Skip links

Judge dismisses Trump campaign lawsuit in Pennsylvania

Judge dismisses Trump campaign lawsuit in Pennsylvania

A federal judge on Saturday dealt a blow to Donald Trump’s attempt to overturn the results of the presidential election, throwing out a lawsuit in Pennsylvania with an excoriating opinion that cast his legal arguments as shoddy, without evidence and contrary to the US constitution.

The dismissal of the Trump campaign’s lawsuit, which had sought to block the certification of Joe Biden’s win in the battleground state, was the latest courtroom defeat for the president in his unprecedented effort to cling to office despite losing the election.

Judge Matthew Brann wrote in a 37-page opinion that the Trump campaign had sought to disenfranchise almost seven million voters in Pennsylvania, but had presented only “strained legal arguments without merit and speculative accusations, unpled in the operative complaint and unsupported by evidence”.

“In the United States of America, this cannot justify the disenfranchisement of a single voter, let alone all the voters of its sixth most populated state. Our people, laws, and institutions demand more,” he added.

The Trump campaign did not immediately respond to a request for comment. Judge Brann dismissed the case with prejudice, meaning it can not be refiled. The Trump campaign could appeal his dismissal.

The ruling came ahead of Monday’s deadline for Pennsylvania counties to submit their final certified vote totals to Kathy Boockvar, the Pennsylvania secretary of state. The milestone is one of a series that will make Mr Biden’s victory official.

Michigan may also certify its results on Monday, while Georgia, which has a Republican governor and secretary of state, confirmed Mr Biden’s victory in the state on Friday.

The Trump campaign had sued Ms Boockvar and several Democrat-controlled Pennsylvania counties to prevent the state certifying its results. They were joined by two individual voters who attempted but failed to vote in counties not targeted in the case.
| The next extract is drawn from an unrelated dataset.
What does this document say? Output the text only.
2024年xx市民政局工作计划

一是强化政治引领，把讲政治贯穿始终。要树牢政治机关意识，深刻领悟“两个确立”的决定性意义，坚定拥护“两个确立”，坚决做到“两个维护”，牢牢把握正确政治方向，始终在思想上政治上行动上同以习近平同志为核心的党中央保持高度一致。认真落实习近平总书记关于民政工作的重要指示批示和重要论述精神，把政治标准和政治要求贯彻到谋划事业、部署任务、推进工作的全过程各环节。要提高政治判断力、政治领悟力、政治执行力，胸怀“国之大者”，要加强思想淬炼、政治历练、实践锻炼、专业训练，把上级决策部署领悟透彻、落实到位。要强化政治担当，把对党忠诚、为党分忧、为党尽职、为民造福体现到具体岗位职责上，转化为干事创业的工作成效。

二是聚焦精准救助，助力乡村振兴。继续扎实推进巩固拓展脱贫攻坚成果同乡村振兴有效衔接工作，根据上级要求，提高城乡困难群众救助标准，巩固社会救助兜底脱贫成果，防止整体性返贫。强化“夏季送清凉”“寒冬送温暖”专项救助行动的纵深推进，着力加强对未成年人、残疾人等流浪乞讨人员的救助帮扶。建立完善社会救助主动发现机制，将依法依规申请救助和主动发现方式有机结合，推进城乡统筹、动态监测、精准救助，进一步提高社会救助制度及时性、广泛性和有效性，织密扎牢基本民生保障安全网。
Judge Brann had held a hearing on Tuesday where the Trump campaign was represented by Rudy Giuliani, the former New York City mayor, after two separate teams of lawyers had withdrawn from the case.
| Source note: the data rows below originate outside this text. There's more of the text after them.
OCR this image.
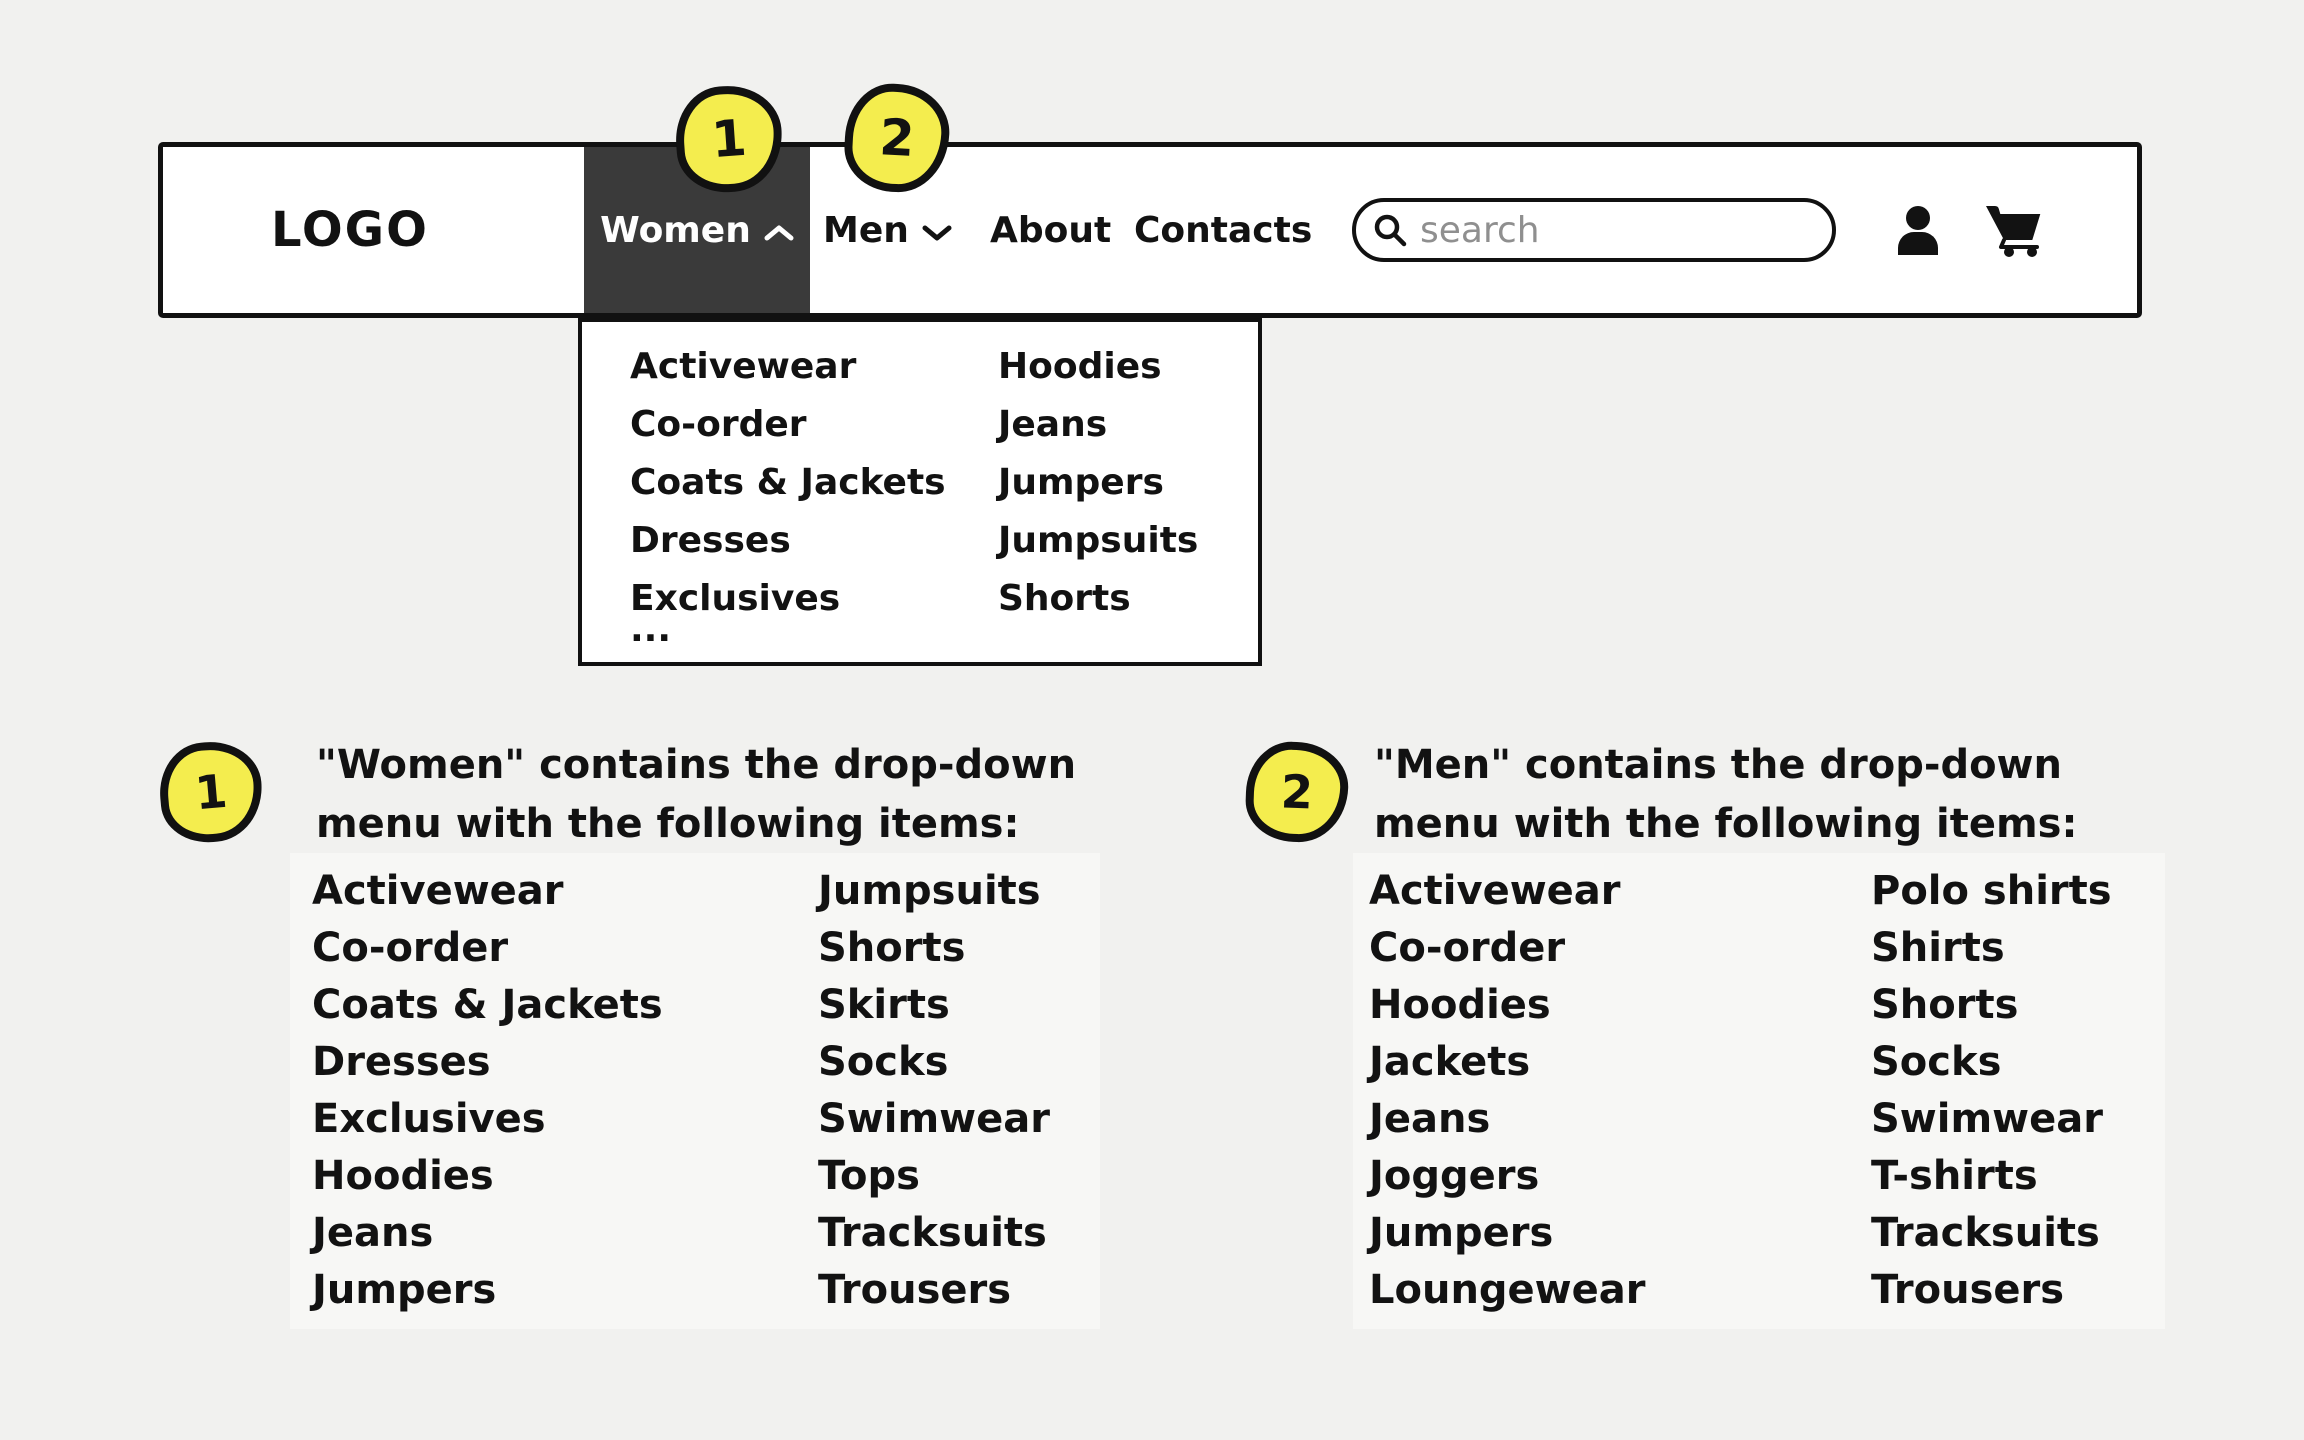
LOGO	Women Men About Contacts
search
1	2
Activewear
Co-order
Coats & Jackets
Dresses
Exclusives
Hoodies
Jeans
Jumpers
Jumpsuits
Shorts
...
1 "Women" contains the drop-down
menu with the following items:
Activewear
Co-order
Coats & Jackets
Dresses
Exclusives
Hoodies
Jeans
Jumpers
Jumpsuits
Shorts
Skirts
Socks
Swimwear
Tops
Tracksuits
Trousers
2 "Men" contains the drop-down
menu with the following items:
Activewear
Co-order
Hoodies
Jackets
Jeans
Joggers
Jumpers
Loungewear
Polo shirts
Shirts
Shorts
Socks
Swimwear
T-shirts
Tracksuits
Trousers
In his opinion on Saturday, the judge cited the case’s “tortured procedural history”, noting that “Plaintiffs have made multiple attempts at amending the pleadings, and have had attorneys both appear and withdraw in a matter of seventy-two hours.”

The Trump campaign’s lawsuit alleged that guidance Ms Boockvar had issued encouraging all counties to help voters correct errors with their ballots resulted in constitutional violations because it was followed primarily by Democratic-run counties rather than those run by Republicans.

Judge Brann dismissed the claim in his opinion, writing that “like Frankenstein’s Monster” it had been “haphazardly stitched together”.

He found that while the individual voters had suffered injuries that would allow them to file a lawsuit, they sued the wrong counties and that, in any case, blocking the certification of Pennsylvania’s presidential election was the wrong remedy.

“Rather than requesting that their votes be counted, they seek to discredit scores of other votes, but only for one race. This is simply not how the Constitution works,” he wrote.

He said the Trump campaign, by contrast, had no standing to sue at all. Judge Brann wrote that Mr Trump’s lawyers had failed to “clearly assert” any injury the campaign suffered, and said its “attempt to craft a legal theory” from the Supreme Court’s ruling in Bush v. Gore in 2000 were similarly deficient. “They misapprehend the issues at play in that case,” he wrote.